4. A psychology class might reckon with the discipline’s racist and sexist past and examine the affective, emotional and psychological functions of gender and racial bias. Topics might include gender and racial socialization, stereotyping, implicit bias, scapegoating, and the role of emotional aversion in maintaining racial and gender boundaries. It might also examine the psychological costs of racism and sexism.

5. A sociology course might explore:

  • Racism and sexism as systems of structural, systemic and institutionalized privilege and advantage.
  • Racism and sexism through the lens of intersectionality: how gender, race, sexuality and other forms of social hierarchy and discrimination reinforce one another and help define status and power.
  • The relevance of caste, with its stress on heredity, group hierarchy and purity and pollution, to an understanding of gender and racial inequalities.
  • The complex relationship between race, gender and socioeconomic class.

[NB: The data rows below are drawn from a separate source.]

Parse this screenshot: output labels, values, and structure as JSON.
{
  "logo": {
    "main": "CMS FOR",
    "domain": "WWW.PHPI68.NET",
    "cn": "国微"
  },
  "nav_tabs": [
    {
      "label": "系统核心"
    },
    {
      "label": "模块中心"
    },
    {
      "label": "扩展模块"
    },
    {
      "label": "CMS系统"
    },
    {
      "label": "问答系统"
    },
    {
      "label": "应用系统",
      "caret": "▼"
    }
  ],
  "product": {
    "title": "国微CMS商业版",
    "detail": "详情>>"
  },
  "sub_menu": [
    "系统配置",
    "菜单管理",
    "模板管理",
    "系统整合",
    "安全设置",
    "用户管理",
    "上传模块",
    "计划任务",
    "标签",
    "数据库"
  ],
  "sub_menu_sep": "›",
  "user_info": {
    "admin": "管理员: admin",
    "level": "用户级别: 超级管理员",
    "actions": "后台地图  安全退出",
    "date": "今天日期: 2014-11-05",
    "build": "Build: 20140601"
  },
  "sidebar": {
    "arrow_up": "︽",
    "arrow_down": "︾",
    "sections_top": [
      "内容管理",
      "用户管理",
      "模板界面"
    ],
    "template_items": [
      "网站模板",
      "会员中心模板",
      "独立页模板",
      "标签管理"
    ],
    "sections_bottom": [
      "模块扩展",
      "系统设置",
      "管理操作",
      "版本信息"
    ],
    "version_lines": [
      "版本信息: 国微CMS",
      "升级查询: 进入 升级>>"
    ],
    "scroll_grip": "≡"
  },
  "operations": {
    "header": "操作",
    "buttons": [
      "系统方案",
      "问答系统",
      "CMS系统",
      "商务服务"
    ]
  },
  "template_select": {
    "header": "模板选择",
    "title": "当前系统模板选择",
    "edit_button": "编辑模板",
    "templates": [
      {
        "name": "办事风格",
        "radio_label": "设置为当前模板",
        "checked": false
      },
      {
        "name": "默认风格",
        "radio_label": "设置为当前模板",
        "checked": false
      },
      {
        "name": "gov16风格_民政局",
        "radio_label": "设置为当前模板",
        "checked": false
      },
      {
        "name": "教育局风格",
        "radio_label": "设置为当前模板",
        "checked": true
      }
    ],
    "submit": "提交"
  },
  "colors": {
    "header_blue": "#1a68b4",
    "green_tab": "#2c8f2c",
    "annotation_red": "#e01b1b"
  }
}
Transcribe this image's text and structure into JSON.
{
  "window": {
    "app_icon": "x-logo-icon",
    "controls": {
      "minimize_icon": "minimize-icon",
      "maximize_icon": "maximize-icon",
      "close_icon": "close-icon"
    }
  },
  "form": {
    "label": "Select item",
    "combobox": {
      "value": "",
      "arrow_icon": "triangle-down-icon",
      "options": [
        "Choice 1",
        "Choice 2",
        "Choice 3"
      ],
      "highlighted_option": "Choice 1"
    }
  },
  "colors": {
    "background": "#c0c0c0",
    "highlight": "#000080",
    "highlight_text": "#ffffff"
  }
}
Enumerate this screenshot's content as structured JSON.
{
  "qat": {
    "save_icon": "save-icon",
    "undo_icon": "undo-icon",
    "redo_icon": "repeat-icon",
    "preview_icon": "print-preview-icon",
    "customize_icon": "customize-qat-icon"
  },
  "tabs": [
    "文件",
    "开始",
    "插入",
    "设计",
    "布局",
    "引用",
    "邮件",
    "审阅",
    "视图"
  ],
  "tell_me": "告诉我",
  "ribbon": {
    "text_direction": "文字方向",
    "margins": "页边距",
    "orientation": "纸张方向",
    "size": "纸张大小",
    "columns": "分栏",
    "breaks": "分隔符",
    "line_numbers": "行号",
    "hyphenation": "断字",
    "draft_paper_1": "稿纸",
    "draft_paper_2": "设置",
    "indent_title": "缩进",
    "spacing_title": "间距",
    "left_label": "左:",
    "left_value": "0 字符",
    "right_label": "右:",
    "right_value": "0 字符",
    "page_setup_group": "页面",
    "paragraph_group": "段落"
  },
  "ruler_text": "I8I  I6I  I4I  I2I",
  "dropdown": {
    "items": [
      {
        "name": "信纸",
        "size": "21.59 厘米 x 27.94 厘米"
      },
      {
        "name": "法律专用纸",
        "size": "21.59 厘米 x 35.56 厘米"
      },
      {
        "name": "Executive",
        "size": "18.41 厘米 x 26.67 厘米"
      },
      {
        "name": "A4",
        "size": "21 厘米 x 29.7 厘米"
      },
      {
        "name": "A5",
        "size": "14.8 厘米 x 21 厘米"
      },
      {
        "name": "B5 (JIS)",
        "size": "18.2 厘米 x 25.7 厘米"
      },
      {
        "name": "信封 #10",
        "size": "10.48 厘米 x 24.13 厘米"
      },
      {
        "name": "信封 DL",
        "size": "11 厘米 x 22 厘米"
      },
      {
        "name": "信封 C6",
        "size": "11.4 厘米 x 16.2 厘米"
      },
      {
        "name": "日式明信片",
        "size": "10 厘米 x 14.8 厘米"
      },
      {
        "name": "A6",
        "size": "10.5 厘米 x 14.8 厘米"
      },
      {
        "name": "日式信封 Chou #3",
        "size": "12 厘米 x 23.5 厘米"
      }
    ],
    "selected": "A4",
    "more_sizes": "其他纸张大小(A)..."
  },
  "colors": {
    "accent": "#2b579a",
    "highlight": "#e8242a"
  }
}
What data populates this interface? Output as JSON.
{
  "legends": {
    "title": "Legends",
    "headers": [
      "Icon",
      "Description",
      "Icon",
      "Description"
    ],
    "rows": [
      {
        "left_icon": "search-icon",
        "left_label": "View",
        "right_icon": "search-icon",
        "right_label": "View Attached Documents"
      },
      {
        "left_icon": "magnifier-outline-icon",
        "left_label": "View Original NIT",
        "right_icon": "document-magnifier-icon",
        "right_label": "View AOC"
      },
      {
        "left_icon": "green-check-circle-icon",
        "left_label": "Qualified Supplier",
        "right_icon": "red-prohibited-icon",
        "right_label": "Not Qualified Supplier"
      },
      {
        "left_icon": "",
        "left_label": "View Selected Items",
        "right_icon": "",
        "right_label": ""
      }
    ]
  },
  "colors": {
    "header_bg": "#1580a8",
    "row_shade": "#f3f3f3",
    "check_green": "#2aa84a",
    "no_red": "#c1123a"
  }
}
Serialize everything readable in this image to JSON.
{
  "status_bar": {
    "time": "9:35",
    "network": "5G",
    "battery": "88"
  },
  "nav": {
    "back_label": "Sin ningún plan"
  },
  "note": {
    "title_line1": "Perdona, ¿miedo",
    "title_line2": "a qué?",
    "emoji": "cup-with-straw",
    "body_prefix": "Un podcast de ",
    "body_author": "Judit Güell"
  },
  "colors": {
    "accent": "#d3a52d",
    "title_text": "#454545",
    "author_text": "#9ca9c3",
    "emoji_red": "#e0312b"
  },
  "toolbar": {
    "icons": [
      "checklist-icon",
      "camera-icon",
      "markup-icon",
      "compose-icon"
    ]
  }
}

6. A philosophy course might explore ideas of race and gender in the history of philosophy. It might also speak to some of today’s hottest topics: how best to address relics of a racist and sexist past; the meaning and value of meritocracy and the validity of the mechanisms used to assess merit; the desirability and practicality of reparations; and issues relating to atonement, forgiveness and closure.

I am convinced that many students crave the context and perspectives that the humanities and the social sciences offer on the issues of our time. But the discipline-based surveys and introductory courses and the narrow upper-division courses that reflect faculty members’ research interests fail, all too often, to capture students’ imagination or ignite their passions.

I understand the reluctance to tackle a topic as expansive and interdisciplinary as gender and racial inequalities. But please consider following my advice and remember my mantra—if it’s worth doing, it’s worth doing half-assed.

Steven Mintz is professor of history at the University of Texas at Austin.